Aviraneta dijo que había tintas simpáticas; pero era indispensable que el corresponsal supiese emplearlas.
Después de hablar largo rato y de hacer cábalas acerca de lo que podía pasar, volvieron al pueblo los tres separados. Aviraneta escribió a su primo Lorenzo de Alzate diciéndole que estaba en Bayona, e hizo pasar la carta con una cascarota de Ciburu. Citaba a su primo para la semana próxima.
Los días siguientes Aviraneta fué con Lacy y Ochoa a casa de su antiguo amigo Juan Olavarría, donde acudían de tertulia Mancha, Peman, el coronel Núñez Arenas y algunos otros militares en su mayoría partidarios de Valdés.
Uno de los contertulios amigo de Mina era Ramón Corres. Corres parecía un hombre pacífico y grave aunque en realidad no lo fuese tanto.
Corres había tomado parte en la guerra de la Independencia y en las luchas del 20 al 23 en las que se batió con denuedo a las órdenes de Labisbal. Después emigró, fué a la isla de Jersey y allí se estableció de chocolatero, oficio que tenía en Marañón antes de la guerra de la Independencia. Corres estaba dispuesto a seguir a Mina. En la tertulia de Olavarría se celebraba su candidez y su simplicidad.

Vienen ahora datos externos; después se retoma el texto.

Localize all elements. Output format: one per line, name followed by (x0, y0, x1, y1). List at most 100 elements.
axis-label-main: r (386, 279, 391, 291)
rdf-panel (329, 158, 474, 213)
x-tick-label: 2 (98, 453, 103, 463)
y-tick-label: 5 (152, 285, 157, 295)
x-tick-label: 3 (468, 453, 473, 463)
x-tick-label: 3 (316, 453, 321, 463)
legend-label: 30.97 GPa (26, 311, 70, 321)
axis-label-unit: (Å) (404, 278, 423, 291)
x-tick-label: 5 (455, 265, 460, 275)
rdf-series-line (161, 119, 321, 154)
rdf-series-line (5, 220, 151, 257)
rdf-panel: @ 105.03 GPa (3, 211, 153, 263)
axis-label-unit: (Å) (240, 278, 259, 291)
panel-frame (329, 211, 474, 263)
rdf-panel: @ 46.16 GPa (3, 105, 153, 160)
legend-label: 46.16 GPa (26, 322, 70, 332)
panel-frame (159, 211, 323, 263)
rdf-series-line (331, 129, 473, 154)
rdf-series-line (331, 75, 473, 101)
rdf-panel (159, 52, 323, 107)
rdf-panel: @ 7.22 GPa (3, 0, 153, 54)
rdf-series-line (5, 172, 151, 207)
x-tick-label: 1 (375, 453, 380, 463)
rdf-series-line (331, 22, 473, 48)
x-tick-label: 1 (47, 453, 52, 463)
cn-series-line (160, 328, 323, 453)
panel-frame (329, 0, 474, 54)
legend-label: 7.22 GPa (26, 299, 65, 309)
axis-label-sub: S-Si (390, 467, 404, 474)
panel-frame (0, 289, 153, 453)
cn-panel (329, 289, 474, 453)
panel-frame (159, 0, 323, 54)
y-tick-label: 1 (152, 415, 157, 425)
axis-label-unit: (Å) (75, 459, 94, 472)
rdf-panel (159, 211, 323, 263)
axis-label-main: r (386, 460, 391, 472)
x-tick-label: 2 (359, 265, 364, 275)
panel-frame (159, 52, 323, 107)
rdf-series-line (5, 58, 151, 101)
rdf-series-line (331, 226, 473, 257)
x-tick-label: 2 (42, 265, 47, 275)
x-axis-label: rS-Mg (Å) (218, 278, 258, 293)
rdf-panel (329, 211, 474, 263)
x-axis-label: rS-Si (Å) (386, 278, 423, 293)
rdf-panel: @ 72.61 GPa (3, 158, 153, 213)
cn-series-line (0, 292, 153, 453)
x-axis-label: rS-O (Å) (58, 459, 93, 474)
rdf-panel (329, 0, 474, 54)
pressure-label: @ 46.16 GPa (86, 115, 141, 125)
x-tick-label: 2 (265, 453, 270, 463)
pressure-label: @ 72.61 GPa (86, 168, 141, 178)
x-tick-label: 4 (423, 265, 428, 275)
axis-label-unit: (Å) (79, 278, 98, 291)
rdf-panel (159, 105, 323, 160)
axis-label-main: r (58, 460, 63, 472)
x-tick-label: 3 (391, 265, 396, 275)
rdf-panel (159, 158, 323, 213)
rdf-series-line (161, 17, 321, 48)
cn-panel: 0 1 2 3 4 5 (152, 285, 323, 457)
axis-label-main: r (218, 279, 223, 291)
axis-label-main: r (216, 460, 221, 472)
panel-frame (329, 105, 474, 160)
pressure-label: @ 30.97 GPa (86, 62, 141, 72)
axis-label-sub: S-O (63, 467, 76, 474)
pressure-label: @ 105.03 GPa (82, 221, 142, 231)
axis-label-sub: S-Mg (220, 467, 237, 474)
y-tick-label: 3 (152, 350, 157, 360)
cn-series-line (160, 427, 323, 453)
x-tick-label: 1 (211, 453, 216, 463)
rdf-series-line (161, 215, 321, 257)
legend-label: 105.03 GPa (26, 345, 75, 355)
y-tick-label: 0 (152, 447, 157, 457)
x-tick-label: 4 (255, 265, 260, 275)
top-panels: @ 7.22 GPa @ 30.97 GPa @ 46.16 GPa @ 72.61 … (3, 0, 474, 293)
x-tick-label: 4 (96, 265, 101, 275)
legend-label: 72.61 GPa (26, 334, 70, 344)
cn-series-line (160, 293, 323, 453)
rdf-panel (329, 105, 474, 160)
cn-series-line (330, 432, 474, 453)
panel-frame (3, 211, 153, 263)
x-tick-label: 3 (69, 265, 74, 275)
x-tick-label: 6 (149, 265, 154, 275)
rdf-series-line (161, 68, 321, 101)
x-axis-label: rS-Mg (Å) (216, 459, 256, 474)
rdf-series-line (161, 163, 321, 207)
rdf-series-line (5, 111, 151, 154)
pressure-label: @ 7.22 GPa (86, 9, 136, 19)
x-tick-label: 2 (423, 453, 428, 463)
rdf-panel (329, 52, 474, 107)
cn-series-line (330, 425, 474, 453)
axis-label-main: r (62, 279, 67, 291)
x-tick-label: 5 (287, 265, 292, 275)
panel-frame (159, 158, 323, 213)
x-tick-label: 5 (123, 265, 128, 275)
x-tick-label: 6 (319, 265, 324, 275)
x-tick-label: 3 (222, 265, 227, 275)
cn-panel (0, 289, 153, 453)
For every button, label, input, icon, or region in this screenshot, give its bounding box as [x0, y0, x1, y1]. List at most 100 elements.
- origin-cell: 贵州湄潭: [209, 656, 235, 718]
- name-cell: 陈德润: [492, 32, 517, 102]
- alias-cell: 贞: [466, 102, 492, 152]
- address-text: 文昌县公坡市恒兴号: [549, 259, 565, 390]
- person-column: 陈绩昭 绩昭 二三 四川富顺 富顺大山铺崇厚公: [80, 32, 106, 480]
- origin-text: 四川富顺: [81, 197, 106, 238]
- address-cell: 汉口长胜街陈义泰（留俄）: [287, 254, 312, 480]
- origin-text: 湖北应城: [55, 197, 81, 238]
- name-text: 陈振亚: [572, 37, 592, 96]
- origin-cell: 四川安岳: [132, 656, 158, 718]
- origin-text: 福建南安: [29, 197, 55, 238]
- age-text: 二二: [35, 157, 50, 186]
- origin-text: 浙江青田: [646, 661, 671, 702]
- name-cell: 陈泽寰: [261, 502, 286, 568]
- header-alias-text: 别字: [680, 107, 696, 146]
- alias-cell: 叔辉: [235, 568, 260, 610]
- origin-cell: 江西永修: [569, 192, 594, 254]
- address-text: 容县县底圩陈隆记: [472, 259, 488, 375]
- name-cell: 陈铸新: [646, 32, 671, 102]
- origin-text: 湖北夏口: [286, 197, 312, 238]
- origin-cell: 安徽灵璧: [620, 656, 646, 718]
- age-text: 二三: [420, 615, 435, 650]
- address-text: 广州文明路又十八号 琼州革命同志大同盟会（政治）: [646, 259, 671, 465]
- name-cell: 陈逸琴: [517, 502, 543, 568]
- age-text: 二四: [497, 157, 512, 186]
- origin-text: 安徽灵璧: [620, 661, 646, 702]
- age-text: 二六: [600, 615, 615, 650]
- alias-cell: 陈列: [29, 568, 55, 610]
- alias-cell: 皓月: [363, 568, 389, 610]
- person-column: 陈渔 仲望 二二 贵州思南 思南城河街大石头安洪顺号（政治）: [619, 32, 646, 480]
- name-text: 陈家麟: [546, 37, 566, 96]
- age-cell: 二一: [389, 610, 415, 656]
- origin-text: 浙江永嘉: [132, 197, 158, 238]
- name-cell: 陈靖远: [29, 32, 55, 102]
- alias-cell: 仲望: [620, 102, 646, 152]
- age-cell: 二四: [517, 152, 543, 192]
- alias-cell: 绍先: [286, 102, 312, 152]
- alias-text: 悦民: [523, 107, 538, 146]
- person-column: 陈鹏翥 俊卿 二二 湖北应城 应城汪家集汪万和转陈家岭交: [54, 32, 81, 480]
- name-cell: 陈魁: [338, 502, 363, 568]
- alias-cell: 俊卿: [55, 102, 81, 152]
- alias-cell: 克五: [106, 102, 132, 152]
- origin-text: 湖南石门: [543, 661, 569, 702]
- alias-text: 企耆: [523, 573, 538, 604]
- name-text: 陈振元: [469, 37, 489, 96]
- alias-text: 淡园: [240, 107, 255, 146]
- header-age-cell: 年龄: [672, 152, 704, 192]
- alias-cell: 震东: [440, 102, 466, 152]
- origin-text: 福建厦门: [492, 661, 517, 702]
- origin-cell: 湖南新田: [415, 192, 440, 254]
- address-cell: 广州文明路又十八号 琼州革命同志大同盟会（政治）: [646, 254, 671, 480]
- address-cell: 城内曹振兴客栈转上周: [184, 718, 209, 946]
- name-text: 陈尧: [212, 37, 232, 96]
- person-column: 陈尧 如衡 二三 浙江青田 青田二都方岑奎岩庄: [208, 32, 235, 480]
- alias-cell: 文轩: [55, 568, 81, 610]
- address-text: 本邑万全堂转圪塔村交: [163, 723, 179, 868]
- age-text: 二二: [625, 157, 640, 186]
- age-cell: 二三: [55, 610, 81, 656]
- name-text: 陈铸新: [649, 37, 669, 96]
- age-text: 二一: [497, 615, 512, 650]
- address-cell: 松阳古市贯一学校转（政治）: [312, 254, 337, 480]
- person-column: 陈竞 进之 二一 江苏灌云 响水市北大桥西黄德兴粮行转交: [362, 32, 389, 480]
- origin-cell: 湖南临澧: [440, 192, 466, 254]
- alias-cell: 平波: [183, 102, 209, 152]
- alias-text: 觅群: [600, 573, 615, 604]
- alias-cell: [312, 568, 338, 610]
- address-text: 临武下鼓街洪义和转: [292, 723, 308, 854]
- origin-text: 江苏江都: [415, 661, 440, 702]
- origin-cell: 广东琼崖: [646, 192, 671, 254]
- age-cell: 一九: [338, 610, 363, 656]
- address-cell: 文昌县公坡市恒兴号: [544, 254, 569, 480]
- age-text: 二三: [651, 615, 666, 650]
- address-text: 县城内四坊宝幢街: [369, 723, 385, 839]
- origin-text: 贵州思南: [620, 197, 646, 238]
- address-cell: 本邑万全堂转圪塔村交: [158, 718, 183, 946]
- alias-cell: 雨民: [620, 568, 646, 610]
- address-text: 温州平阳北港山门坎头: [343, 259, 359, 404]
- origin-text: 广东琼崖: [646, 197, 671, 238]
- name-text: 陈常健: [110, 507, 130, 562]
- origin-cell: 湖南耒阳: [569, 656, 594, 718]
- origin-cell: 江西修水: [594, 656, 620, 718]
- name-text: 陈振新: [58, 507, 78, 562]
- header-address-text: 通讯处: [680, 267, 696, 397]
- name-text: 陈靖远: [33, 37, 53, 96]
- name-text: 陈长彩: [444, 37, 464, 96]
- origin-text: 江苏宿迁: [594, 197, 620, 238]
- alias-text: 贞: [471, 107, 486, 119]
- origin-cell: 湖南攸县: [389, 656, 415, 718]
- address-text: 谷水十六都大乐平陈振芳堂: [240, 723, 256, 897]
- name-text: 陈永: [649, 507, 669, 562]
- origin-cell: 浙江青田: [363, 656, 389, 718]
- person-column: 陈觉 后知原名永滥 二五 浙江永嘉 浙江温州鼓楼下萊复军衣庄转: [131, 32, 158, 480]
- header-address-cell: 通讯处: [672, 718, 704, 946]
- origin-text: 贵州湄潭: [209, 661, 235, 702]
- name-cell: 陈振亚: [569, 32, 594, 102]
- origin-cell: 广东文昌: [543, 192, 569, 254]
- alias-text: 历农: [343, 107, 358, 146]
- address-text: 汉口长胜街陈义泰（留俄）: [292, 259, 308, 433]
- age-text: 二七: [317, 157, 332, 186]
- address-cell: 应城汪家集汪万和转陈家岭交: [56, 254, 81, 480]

Una de estas noches al salir de casa de Olavarría se encontraron Aviraneta y Lacy con Campillo. Como llovía a chaparrón fueron a pasear a los arcos de la Galuperie, que en aquel momento estaban desiertos.
Campillo dijo que acababa de entrar en el Adour un quechemarin de Santoña; que el patrón, un convecino suyo, era un hombre honrado y de toda su confianza, y que había pasado la tarde y parte de la noche en su compañía.
—Le he esperado a usted para decirle que se presenta una buena ocasión para escribir a mi hermano; y como yo no sé poner las cosas en claro, quisiera que lo hiciera usted.
—Muy bien—dijo Aviraneta.—¿Cuánto tiempo va a estar aquí el quechemarin?
—Estará un par de días.
—Entonces hay que escribir en seguida.
—Sí.
—Bueno; ahora me pondré yo a redactar las instrucciones, mañana las consultaré con usted y con Mina, y si están ustedes conformes las escribiré con tinta simpática y le enseñaré al patrón del barco la manera de emplear el reactivo para que él, a su vez, se la enseñe a su hermano de usted y aparezca lo escrito.
—Muy bien.
Salieron de los arcos de la Galuperie y fueron a casa. Aviraneta y Lacy se encerraron en un cuarto de la fonda de Iturri y estuvieron escribiendo disposiciones durante toda la noche, buscando el modo de sintetizar y de poner las cosas claras.
Durmieron un poco por la madrugada, y a media mañana Aviraneta buscó a Aguado y en su compañía fué a leer su plan a Mina. El general estaba en la cama. Oyó atentamente lo escrito por Aviraneta, y dijo:
—Está bien, muy bien. Es usted un maestro.
Después le leyeron las clausulas a Campillo, que también dió su aprobación.
Aviraneta escribió entonces con tinta simpática y con letra muy apretada sus indicaciones. Encima redactó, de manera corriente, una carta de comercio.
Llegó el patrón del quechemarin, se le enseñó la carta y se le dijo la manera de descubrir lo escrito con tinta simpática empleando el frasquito del reactivo.
Al anochecer, Lacy, Campillo y Aviraneta vieron cómo el quechemarin salía hacia la boca del Adour remolcado por una lancha.